Given a binary string, define a run as a maximal sequence of contiguous 1s; for example, the following string

${\displaystyle \underbrace {111} _{3}00\underbrace {11} _{2}00\underbrace {111111} _{6}0\underbrace {1} _{1}0\underbrace {11} _{2}}$

contains 5 runs, of length 3, 2, 6, 1, and 2.

Let ${\displaystyle S}$ be a binary string of length ${\displaystyle n}$, generated uniformly at random. Let ${\displaystyle X_{k}}$ be the number of runs in ${\displaystyle S}$ of length ${\displaystyle k}$ or more.

• Compute the exact value of ${\displaystyle \mathbb {E} [X_{k}]}$ as a function of ${\displaystyle n}$ and ${\displaystyle k}$.
• Give the best concentration bound you can obtain for ${\displaystyle |X_{k}-\mathbb {E} [X_{k}]|}$.

## Problem 5

(Due to J. Naor.)

The Chernoff bound is an exponentially decreasing bound on tail distributions. Let ${\displaystyle X_{1},\dots ,X_{n}}$ be independent random variables and ${\displaystyle \mathbf {E} [X_{i}]=0}$ for all ${\displaystyle 1\leq i\leq n}$. Define ${\displaystyle X=X_{1}+X_{2}+\dots +X_{n}}$. We can use the following two kinds of tail inequalities for ${\displaystyle X}$.

• Chernoff Bounds:
${\displaystyle \Pr[|X|\geq \delta ]\leq \min _{t\geq 0}{\frac {\mathbf {E} [e^{t|X|}]}{e^{t\delta }}}}$.

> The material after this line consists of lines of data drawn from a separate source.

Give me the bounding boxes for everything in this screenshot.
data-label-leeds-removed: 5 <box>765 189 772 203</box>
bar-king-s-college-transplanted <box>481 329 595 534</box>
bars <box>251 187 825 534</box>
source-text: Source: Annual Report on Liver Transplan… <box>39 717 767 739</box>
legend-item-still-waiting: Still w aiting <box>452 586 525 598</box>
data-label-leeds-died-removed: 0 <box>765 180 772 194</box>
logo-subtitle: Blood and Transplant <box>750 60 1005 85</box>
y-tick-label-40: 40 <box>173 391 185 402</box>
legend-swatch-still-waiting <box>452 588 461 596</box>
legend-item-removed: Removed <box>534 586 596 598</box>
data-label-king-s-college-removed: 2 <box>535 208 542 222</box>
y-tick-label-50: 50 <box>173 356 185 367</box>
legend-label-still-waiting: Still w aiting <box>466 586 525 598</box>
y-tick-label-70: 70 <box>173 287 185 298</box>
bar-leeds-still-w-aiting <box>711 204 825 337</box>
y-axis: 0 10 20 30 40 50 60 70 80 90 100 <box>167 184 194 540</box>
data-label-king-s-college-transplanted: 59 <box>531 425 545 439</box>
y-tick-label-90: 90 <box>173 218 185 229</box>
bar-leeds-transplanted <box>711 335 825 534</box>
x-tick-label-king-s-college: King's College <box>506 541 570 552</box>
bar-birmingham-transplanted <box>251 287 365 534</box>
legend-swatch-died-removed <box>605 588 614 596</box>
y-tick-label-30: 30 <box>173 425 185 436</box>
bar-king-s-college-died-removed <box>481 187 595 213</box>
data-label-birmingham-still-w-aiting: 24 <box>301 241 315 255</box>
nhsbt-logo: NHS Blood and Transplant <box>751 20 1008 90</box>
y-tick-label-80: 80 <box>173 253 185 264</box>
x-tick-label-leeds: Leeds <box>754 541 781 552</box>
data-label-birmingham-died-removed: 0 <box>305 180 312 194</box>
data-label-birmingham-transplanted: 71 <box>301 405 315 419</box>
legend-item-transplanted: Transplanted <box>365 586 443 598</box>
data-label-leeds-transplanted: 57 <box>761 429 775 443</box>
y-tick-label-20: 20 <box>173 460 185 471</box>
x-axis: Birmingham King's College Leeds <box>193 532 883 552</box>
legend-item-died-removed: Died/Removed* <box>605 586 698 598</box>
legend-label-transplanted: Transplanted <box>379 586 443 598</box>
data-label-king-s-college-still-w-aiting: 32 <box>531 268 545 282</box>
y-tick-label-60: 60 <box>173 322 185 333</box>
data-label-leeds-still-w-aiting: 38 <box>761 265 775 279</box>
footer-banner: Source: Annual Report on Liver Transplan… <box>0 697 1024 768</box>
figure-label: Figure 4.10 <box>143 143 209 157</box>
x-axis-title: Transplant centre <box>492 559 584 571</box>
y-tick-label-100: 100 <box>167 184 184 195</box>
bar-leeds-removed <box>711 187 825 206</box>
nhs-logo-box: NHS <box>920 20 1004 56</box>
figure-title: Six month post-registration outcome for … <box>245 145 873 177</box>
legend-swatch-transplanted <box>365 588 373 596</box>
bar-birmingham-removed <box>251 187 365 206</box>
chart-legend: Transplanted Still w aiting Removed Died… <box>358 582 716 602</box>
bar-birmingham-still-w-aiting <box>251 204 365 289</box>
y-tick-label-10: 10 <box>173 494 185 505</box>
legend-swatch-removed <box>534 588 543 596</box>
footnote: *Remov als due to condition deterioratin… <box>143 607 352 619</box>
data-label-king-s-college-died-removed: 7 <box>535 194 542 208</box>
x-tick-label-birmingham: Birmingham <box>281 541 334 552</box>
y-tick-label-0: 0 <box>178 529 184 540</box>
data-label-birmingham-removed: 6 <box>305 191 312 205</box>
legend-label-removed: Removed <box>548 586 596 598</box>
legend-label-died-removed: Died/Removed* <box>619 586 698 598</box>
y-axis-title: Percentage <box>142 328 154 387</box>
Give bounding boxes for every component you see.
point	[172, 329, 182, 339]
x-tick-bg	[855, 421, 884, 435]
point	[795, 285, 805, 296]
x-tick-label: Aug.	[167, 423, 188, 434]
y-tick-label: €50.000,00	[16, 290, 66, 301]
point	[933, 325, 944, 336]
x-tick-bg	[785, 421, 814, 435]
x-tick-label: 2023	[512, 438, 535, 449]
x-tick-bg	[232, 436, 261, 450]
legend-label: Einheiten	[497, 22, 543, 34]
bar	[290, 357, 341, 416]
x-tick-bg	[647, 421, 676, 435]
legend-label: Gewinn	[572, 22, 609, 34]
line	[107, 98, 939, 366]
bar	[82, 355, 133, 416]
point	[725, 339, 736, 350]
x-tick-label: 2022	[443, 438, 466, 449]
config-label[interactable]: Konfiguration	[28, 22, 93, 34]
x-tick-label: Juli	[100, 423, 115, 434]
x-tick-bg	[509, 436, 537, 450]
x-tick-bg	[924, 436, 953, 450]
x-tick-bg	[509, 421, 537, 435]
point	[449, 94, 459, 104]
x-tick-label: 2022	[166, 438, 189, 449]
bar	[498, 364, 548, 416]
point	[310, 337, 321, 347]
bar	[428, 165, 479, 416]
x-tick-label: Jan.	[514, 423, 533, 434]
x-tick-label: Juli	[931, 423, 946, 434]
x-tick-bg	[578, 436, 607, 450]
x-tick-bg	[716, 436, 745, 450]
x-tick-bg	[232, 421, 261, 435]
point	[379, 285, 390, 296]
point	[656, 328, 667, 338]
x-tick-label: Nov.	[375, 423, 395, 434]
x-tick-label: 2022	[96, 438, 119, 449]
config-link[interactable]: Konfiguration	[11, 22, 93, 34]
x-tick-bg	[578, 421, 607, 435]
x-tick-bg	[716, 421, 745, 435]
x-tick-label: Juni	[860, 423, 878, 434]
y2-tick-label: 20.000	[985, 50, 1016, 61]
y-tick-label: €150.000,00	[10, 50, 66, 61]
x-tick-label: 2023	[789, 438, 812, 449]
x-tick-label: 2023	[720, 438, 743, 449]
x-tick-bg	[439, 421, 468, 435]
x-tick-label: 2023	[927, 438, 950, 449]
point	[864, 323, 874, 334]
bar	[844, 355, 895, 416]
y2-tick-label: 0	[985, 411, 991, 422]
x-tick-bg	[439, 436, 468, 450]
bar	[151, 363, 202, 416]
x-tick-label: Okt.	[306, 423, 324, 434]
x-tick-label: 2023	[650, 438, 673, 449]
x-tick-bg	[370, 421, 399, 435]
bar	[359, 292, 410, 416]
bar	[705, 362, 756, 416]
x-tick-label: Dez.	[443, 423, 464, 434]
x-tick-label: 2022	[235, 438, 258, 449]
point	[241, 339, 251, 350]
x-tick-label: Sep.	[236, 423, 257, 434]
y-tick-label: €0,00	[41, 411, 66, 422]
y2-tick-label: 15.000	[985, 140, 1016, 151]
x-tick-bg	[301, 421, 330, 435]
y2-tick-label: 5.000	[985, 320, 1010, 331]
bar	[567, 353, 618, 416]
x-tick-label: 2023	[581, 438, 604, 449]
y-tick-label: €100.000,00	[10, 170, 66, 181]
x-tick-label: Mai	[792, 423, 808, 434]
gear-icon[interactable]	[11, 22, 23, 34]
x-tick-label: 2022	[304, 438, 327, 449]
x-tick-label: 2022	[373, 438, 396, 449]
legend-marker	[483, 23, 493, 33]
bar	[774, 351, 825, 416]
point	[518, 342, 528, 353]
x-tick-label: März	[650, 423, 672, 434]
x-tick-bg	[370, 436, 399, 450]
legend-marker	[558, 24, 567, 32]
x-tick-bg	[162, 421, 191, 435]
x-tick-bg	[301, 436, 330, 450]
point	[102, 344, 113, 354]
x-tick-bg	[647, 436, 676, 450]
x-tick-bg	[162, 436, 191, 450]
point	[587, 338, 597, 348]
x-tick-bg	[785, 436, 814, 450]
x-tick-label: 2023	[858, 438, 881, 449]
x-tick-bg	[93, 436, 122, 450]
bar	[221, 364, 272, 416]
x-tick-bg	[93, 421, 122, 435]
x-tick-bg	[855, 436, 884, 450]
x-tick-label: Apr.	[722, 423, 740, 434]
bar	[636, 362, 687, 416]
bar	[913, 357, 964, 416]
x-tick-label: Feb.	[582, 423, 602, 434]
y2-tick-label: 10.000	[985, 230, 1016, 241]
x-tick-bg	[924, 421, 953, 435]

• ${\displaystyle k}$th-Moment Bound:
${\displaystyle \Pr[|X|\geq \delta ]\leq {\frac {\mathbf {E} [|X|^{k}]}{\delta ^{k}}}}$.
1. Show that for each ${\displaystyle \delta }$, there exists a choice of ${\displaystyle k}$ such that the ${\displaystyle k}$th-moment bound is strictly stronger than the Chernoff bound. (Hint: You may consider using the probabilistic method.)
2. Why would we still prefer the Chernoff bound to the seemingly stronger ${\displaystyle k}$th-moment bound?